SAWT BEIRUT INTERNATIONAL

| 27 November 2022, Sunday |

La France est toujours intéressée par le Liban et par le chef de l’armée

Une fois de plus, la diplomatie française se mobilise en direction du Liban, cette fois à travers la visite de sa ministre des Affaires étrangères, Catherine Colonna, dont l’arrivée coïncide avec le lendemain de l’échec de la deuxième session parlementaire pour élire le président. La ministre française commencera ses rencontres aujourd’hui par une série de réunions qui porteront sur les derniers développements politiques en cours, à commencer par le dossier de l’élection présidentielle jusqu’à la formation d’un gouvernement, en passant par l’accord sur la démarcation des frontières maritimes entre le Liban et Israël. La directrice du département Afrique du Nord et Moyen-Orient du ministère français de l’Europe et des Affaires étrangères, Anne GUEGUEN, a préparé cette visite en début de semaine dernière lors des entretiens qu’elle a eus avec des responsables libanais à Beyrouth.

Selon des sources dans la capitale française, Colonna discutera avec les responsables libanais de l’importance de l’achèvement de l’accord de démarcation, que son pays considère comme historique, et pour lequel la France a joué un rôle important et fondamental en raison de sa nécessité à ce stade, car il est vital pour l’Europe en général, pour la France en particulier, et pour le Liban et Israël, bien sûr.

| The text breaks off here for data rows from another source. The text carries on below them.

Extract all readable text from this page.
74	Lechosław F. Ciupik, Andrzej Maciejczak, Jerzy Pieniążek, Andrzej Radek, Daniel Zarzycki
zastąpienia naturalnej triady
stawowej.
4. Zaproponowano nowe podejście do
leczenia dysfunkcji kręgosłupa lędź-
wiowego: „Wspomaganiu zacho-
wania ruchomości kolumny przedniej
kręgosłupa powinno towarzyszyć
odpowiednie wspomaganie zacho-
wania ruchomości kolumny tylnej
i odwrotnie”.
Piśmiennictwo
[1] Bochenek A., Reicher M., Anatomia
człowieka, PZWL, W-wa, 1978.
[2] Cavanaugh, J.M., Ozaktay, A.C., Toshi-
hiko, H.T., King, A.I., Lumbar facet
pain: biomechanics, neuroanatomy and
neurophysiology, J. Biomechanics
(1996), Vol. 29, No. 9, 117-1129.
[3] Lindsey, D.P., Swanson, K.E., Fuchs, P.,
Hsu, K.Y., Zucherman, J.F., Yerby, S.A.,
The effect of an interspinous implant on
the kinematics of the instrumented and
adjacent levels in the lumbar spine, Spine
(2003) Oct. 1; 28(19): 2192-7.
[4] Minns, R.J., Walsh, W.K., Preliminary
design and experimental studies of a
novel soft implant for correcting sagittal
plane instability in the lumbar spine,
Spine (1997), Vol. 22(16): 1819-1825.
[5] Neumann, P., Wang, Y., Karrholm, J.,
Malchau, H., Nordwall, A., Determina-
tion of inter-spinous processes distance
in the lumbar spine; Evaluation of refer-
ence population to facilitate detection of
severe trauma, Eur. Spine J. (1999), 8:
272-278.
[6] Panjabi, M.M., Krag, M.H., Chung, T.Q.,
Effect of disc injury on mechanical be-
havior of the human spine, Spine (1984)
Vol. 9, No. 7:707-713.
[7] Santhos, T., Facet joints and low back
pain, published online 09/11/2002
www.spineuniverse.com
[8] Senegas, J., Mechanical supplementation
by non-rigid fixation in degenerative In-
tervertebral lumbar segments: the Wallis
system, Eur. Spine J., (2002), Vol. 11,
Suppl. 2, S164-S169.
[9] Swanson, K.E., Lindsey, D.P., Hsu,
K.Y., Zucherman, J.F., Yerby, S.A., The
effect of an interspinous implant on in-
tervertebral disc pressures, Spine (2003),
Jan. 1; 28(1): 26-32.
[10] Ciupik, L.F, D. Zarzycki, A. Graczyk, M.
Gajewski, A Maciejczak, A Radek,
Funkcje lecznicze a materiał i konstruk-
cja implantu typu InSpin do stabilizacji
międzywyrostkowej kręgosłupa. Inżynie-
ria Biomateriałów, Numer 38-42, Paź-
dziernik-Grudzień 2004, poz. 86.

Les sources ont indiqué que la ministre française insisterait lors de ses entretiens sur la nécessité de mener à bien les élections présidentielles dans les délais constitutionnels, en raison de l’attachement de son pays à la stabilité du Liban.

Les sources de la capitale française, en revanche, excluent l’élection d’un président de la république pendant la période constitutionnelle, mais elles s’attendent à ce qu’il y ait un consensus sur le nom du prochain président dans une période ultérieure qui sera acceptable pour les chrétiens et les Libanais. Les sources indiquent que le commandant en chef de l’armée, le général Joseph Aoun, a des chances d’accéder à la présidence. Les sources rappellent l’accueil chaleureux qu’il a reçu lors de sa visite à Paris, où il a eu une réunion spéciale avec le président français Emmanuel Macron, même si les présidents de la République française n’ont pas l’habitude de recevoir les chefs des armées étrangères lors d’une visite de travail à Paris.

Les sources ont également attiré l’attention sur l’importance de donner au général Aoun la plus haute médaille française accordée à un commandant d’armée étranger. Par conséquent, les sources considèrent que les valeurs du commandant de l’armée sont élevées parmi les Français, et elles soulignent également que ses relations solides avec les États-Unis d’Amérique, l’Arabie saoudite, les Émirats arabes unis, les États du Golfe et l’Égypte lui permettront de devenir président, en plus du fait que de nombreux partis libanais sont implicitement et publiquement d’accord avec cela.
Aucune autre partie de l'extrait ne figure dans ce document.